Admission requirements for a typical ADN program:
1. Be high school graduate or have passed the high school equivalency GED (General Educational Development) Test.
2. Have a high school grade point average (GPA) of at least 2.5.
3. Have completed one-year courses in high school algebra, biology and chemistry with “C-” or higher in each.
4. Have a negative 7-panel urine drug screen and complete a criminal background check. Students will not be allowed to enter the program until cleared by GRCC police.
5. Score at least 75% on the HESI test. This test assesses knowledge in reading, vocabulary, grammar, and math.
Admission to the BSN programs typically require:
1. High School GPA of 3.00 or higher (on a 4.00 scale)
2. ACT score – 20 or higher or SAT score (CR+M) – 930 or higher
Here are the entrance requirements for a typical state medical school:
1. High school diploma with average science GPA of 3.7 and total GPA of 3.8
2. College degree with all the required science and math courses (grades of C or below don’t constitute completion of any any course), average GPA 3.7
3. MCAT scores of at least 27
The existence of an entry point into nursing that does not require a college degree, or even a high school diploma, really, and that only requires the student to barely pass their coursework, pulls professional nursing into the realm of being more of a job or a trade than a career, requiring more brawn than brains. An ADN-prepared nurse might be a great nurse and a smart person, but such a low barrier to entry fuels the assumption that nurses are not smart.
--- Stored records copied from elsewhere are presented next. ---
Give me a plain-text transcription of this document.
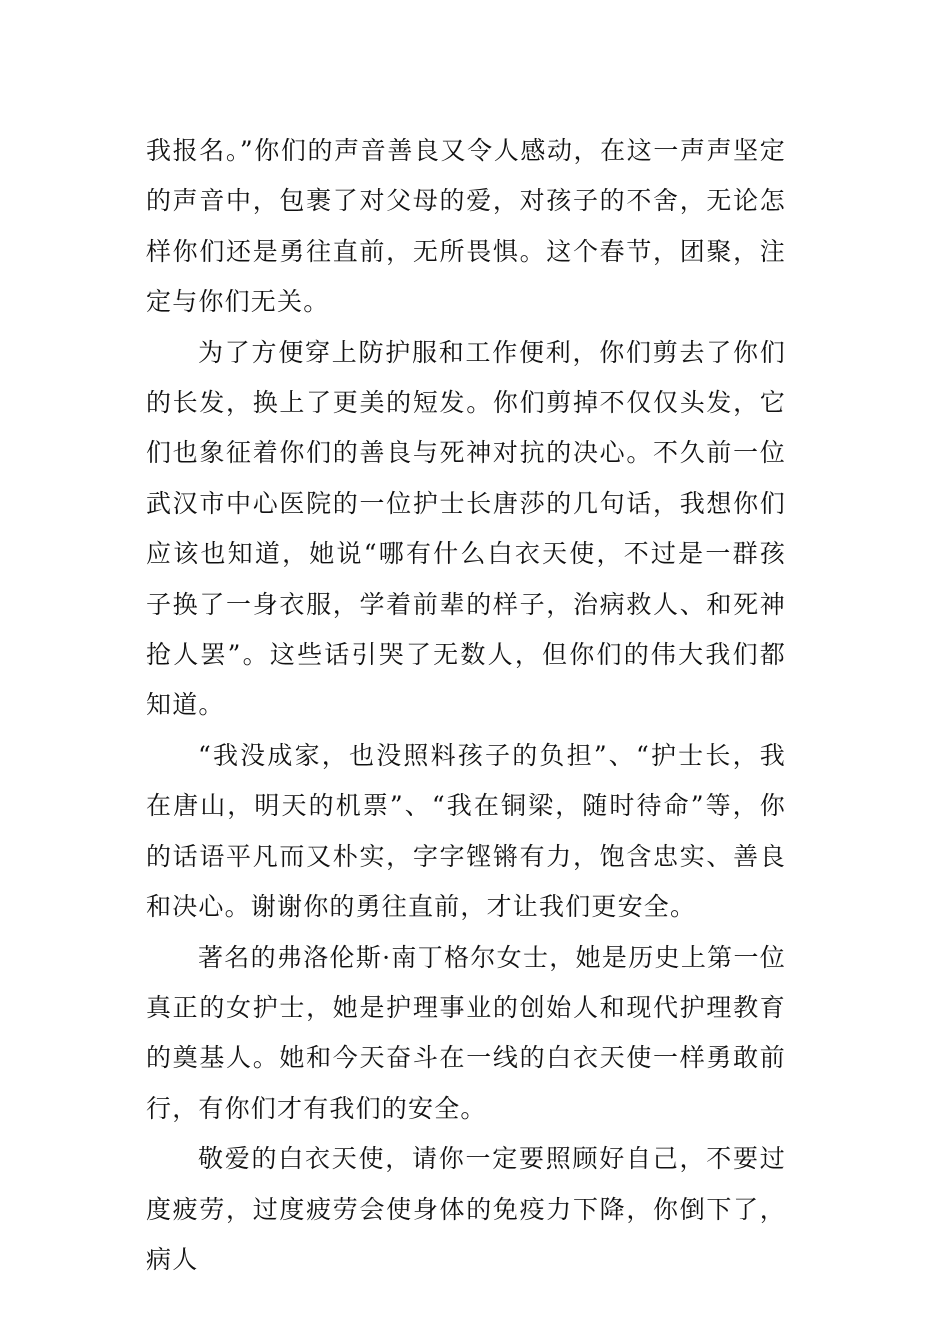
我报名。”你们的声音善良又令人感动，在这一声声坚定的声音中，包裹了对父母的爱，对孩子的不舍，无论怎样你们还是勇往直前，无所畏惧。这个春节，团聚，注定与你们无关。

为了方便穿上防护服和工作便利，你们剪去了你们的长发，换上了更美的短发。你们剪掉不仅仅头发，它们也象征着你们的善良与死神对抗的决心。不久前一位武汉市中心医院的一位护士长唐莎的几句话，我想你们应该也知道，她说“哪有什么白衣天使，不过是一群孩子换了一身衣服，学着前辈的样子，治病救人、和死神抢人罢”。这些话引哭了无数人，但你们的伟大我们都知道。

“我没成家，也没照料孩子的负担”、“护士长，我在唐山，明天的机票”、“我在铜梁，随时待命”等，你的话语平凡而又朴实，字字铿锵有力，饱含忠实、善良和决心。谢谢你的勇往直前，才让我们更安全。

著名的弗洛伦斯·南丁格尔女士，她是历史上第一位真正的女护士，她是护理事业的创始人和现代护理教育的奠基人。她和今天奋斗在一线的白衣天使一样勇敢前行，有你们才有我们的安全。

敬爱的白衣天使，请你一定要照顾好自己，不要过度疲劳，过度疲劳会使身体的免疫力下降，你倒下了，病人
Nursing policy makers would really like to make a college degree a requirement, but there is also a strong argument being made that removing the ADN as an option will discourage people from becoming nurses at all. Professional nursing will have to decide whether it wants to maintain this inclusivity at the expense of image and credibility.
Medicine, of course, has an incredibly high barrier to entry, both in terms of time, money, and academic ability. Notice I don’t say intelligence. Medical school is more about persistence than smarts. But to become a doctor you have to perform at a very high level for a very long time from a very young age. And it’s very expensive. It almost seems designed to discourage people from becoming doctors. The resources, both external and internal, required to actually complete such a road are beyond what most people think they can come up with. This lends to medicine a mystique and unreachability that results in a superior image.
I’m not saying that nursing should require everyone to have a PhD. Nor am I in any way saying that doctors are smarter than nurses. Nor am I saying that ADN-prepared nurses aren’t good nurses. I’m saying that the standards set by educators and administrators in any field should reflect the image that field wants to portray.